Supostamente, devemos expô-los a diferentes sons e imagens. Pensei que uma casa com gémeas oferecesse trauma auditivo suficiente para socializar um cão para o resto da vida. Mas o tempo de atenção deles é absolutamente inexistente. Temos cerca de cinco minutos de treino focado antes de o cérebro deles se desligar e irem embora para roer um rodapé.

Costumávamos ter este fantástico Ginásio de Atividades Arco-Íris montado na sala quando as miúdas eram mais pequenas. É uma lindíssima estrutura de madeira em forma de A com pequenos animais pendurados. Era perfeito para as bebés porque não tocava música eletrónica irritante. Mas se pusermos um cão salsicha lá perto, ele vai achar que lhe construímos uma pista de agility à medida. O cão passou vinte minutos a tentar lutar contra o elefante de madeira enquanto eu tentava afastá-lo com um pedaço de queijo.

Honestamente, mantê-los a ambos vivos exige apenas uma vigilância constante e exaustiva. Vamos comprar portões a mais. Vamos lavar mordedores a mais. Vamos intercetar crianças em pleno voo. Mas quando eles finalmente adormecem em pontas opostas do sofá, quase que vale, mais ou menos, a pena.

Antes que perca completamente a cabeça a tentar gerir a fase da dentição, as roedelhas e a destruição geral da sua sala de estar, certifique-se de que tem o equipamento certo para manter o seu bebé humano distraído enquanto lida com o cão. Explore os ginásios de madeira e essenciais de alívio da Kianao aqui.

FAQ de um pai extremamente cansado

Como evito que o cão salte para o tapete de atividades do bebé?
Compra um parque para bebés com laterais muito altas e põe o bebé lá dentro. O cão vai continuar sentado do lado de fora a olhar lá para dentro, como se estivesse a ver televisão, mas pelo menos não consegue espezinhar o bebé enquanto persegue a própria cauda.

Devo deixar o cão lamber a cara do meu recém-nascido?
Fiz esta pergunta à minha enfermeira, e ela olhou para mim como se eu fosse louco. Os cães comem coisas do chão na rua nas quais nem quero pensar. Uma cheiradela rápida aos dedinhos dos pés do bebé não tem mal, mas mantenha a língua do cão longe da cara do seu filho, a menos que queira passar o fim de semana a pesquisar no Google por manchas misteriosas na pele.

O meu cachorro salsicha morde os tornozelos do meu filho quando ele corre. O que faço?
Isto é o instinto de caça aos texugos a entrar em ação. Tem de ensinar o seu filho a "ser uma árvore" (ficar parado, braços junto ao corpo, olhar noutra direção), o que o torna aborrecido de perseguir. Depois, redireciona a atenção do cão com um brinquedo. São precisas umas quatrocentas repetições antes que alguém o faça de facto.
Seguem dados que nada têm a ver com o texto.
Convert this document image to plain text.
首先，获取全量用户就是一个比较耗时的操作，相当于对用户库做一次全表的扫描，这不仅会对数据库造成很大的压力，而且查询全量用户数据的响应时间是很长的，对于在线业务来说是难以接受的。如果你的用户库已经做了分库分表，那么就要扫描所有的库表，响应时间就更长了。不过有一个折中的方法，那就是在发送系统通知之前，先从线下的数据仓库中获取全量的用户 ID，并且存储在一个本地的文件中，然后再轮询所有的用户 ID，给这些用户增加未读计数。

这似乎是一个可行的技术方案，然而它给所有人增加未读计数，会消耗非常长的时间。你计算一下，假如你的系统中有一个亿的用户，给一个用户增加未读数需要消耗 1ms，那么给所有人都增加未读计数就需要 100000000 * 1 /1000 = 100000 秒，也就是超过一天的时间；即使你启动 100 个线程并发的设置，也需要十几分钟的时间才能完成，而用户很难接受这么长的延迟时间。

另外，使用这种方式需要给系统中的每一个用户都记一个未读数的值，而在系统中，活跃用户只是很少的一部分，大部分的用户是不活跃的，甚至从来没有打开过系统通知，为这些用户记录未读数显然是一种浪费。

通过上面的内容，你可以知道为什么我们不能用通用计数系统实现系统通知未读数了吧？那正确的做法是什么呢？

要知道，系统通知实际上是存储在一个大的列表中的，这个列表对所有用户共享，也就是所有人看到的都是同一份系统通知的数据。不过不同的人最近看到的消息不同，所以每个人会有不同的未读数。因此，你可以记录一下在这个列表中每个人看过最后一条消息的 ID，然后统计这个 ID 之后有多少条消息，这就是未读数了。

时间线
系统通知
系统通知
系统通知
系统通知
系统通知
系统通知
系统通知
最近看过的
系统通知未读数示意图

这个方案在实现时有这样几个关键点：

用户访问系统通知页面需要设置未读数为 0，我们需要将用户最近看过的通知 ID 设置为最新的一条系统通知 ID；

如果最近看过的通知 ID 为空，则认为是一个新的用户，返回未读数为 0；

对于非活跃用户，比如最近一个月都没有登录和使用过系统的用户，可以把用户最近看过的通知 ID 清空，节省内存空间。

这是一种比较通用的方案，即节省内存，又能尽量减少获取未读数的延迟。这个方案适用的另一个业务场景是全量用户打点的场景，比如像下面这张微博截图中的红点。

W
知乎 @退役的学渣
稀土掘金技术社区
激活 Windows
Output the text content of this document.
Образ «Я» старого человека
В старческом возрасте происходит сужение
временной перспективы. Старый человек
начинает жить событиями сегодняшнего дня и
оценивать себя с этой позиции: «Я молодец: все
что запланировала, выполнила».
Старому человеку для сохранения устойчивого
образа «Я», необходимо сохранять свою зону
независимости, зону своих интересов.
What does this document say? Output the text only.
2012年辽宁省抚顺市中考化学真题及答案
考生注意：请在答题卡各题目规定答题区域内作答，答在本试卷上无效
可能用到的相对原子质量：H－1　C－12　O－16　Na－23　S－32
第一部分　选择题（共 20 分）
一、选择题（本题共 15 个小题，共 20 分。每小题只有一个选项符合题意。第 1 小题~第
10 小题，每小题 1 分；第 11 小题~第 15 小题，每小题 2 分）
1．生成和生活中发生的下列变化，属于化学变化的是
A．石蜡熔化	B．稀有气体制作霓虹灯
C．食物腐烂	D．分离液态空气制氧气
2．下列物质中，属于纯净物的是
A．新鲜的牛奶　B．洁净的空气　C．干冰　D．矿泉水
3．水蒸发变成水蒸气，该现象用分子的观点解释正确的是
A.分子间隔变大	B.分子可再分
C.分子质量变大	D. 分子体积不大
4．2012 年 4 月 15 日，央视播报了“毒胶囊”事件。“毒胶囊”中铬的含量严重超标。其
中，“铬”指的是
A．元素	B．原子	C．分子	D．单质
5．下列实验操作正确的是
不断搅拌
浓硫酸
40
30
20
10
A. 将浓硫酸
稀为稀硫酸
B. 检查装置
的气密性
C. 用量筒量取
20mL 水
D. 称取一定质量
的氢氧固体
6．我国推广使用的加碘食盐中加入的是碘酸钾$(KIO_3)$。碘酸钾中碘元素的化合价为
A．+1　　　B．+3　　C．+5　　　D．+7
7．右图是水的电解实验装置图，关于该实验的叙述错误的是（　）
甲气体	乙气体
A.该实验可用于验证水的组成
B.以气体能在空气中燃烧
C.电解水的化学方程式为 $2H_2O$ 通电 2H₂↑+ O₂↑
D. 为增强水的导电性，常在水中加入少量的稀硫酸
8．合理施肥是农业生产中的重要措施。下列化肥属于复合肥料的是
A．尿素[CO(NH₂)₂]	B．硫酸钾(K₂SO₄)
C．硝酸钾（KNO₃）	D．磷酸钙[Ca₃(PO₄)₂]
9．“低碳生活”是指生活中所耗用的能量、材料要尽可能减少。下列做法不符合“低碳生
O cão vai acabar por se acalmar ao pé das crianças?
Provavelmente. Ou então habituamo-nos simplesmente ao caos. Mas melhoram bastante quando a fase de dentição do cachorro passa e as crianças crescem o suficiente para perceberem que o cão não é uma peça de mobiliário onde se possam sentar.

É seguro usar um marsúpio perto de um cão que salta?
Na verdade, é brilhante, porque mantém o bebé completamente fora da zona de ataque. Proteja apenas os joelhos, porque um cão salsicha a saltar para inspecionar o bebé preso ao seu peito vai, sem qualquer dúvida, dar cabeçadas nas suas rótulas.